Failure to comply with the Geographic Targeting Order — which imposes stringent reporting and record-keeping obligations on many of the district’s 2,000 trades and businesses — could lead to a criminal indictment, officials said.
A federal probe revealed that money laundering activities and Bank Secrecy Act violations are common throughout the Fashion District.

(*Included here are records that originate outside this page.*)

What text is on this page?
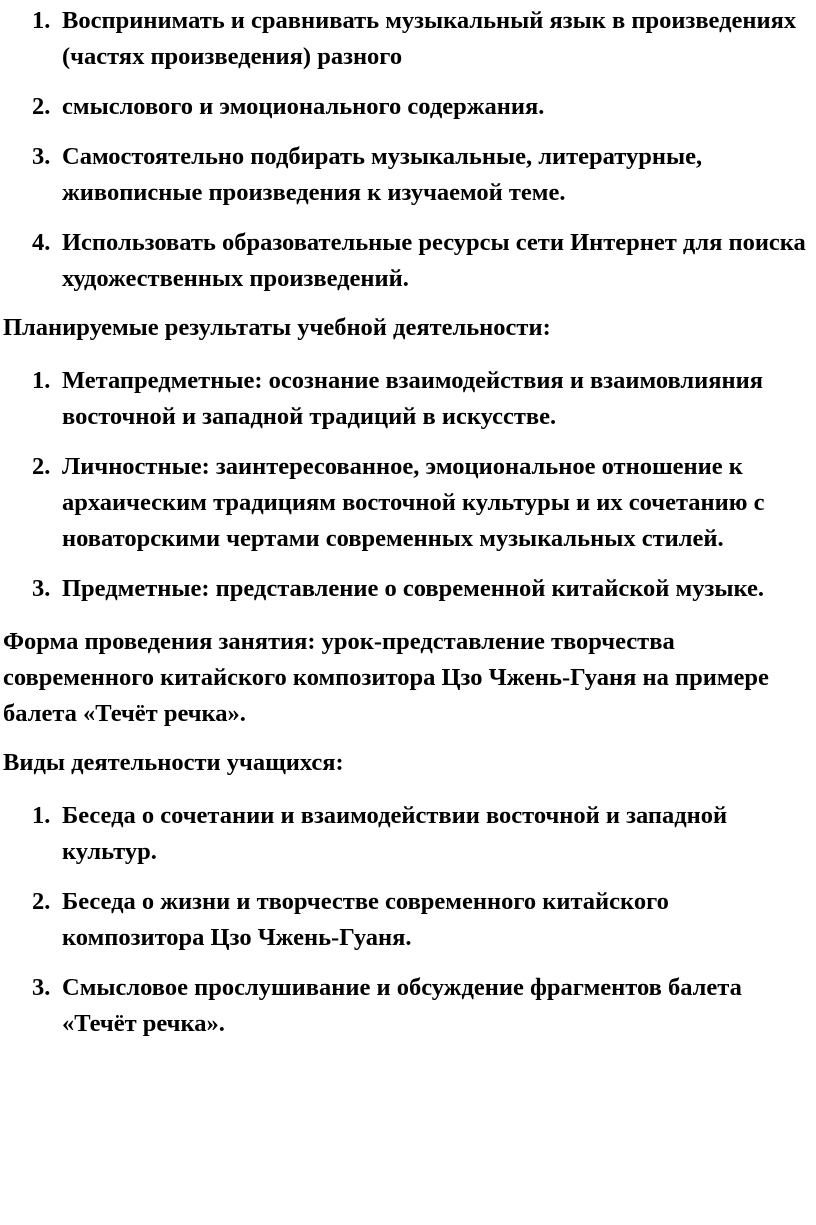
1. Воспринимать и сравнивать музыкальный язык в произведениях (частях произведения) разного
2. смыслового и эмоционального содержания.
3. Самостоятельно подбирать музыкальные, литературные, живописные произведения к изучаемой теме.
4. Использовать образовательные ресурсы сети Интернет для поиска художественных произведений.

Планируемые результаты учебной деятельности:

1. Метапредметные: осознание взаимодействия и взаимовлияния восточной и западной традиций в искусстве.
2. Личностные: заинтересованное, эмоциональное отношение к архаическим традициям восточной культуры и их сочетанию с новаторскими чертами современных музыкальных стилей.
3. Предметные: представление о современной китайской музыке.

Форма проведения занятия: урок-представление творчества современного китайского композитора Цзо Чжень-Гуаня на примере балета «Течёт речка».

Виды деятельности учащихся:

1. Беседа о сочетании и взаимодействии восточной и западной культур.
2. Беседа о жизни и творчестве современного китайского композитора Цзо Чжень-Гуаня.
3. Смысловое прослушивание и обсуждение фрагментов балета «Течёт речка».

During the Sept. 10 sweep, federal agents seized more than $90 million in cash from various residences and businesses stored in file boxes, duffel bags, backpacks and even in the trunk of a Bentley.
Much of the money laundering is conducted through Black Market Peso Exchange schemes, also known as trade-based money laundering, in which drug money in the United States is converted into goods that are shipped to countries such as Mexico, where the products are sold and money in the form of local currency goes to the drug trafficking organizations.
Acting U.S. Attorney Stephanie Yonekura said her office sought the order — which goes into effect Oct. 9 — from the Financial Crimes Enforcement Network “with the goal of shutting down the flow of dirty money to foreign drug cartels — a huge problem that has contaminated the Fashion District.”
In last month’s crackdown, investigators “seized tens of millions of dollars in cash from individuals with business interests in L.A.’s garment district,” said Claude Arnold, special agent in charge for U.S. Immigration and Customs Enforcement’s Homeland Security Investigations in Los Angeles.
“That’s a mind-boggling amount of money and it makes it abundantly clear the scale of criminal activity we’re up against,” he said. “International drug cartels generate billions of dollars a year in profits, but all that cash is virtually worthless unless traffickers can find a way to funnel it clandestinely back into the monetary system. Unscrupulous companies that help the cartels cover their financial tracks are contributing in a major way to the devastation wrought by the international drug trade and they will be held to answer for their actions.”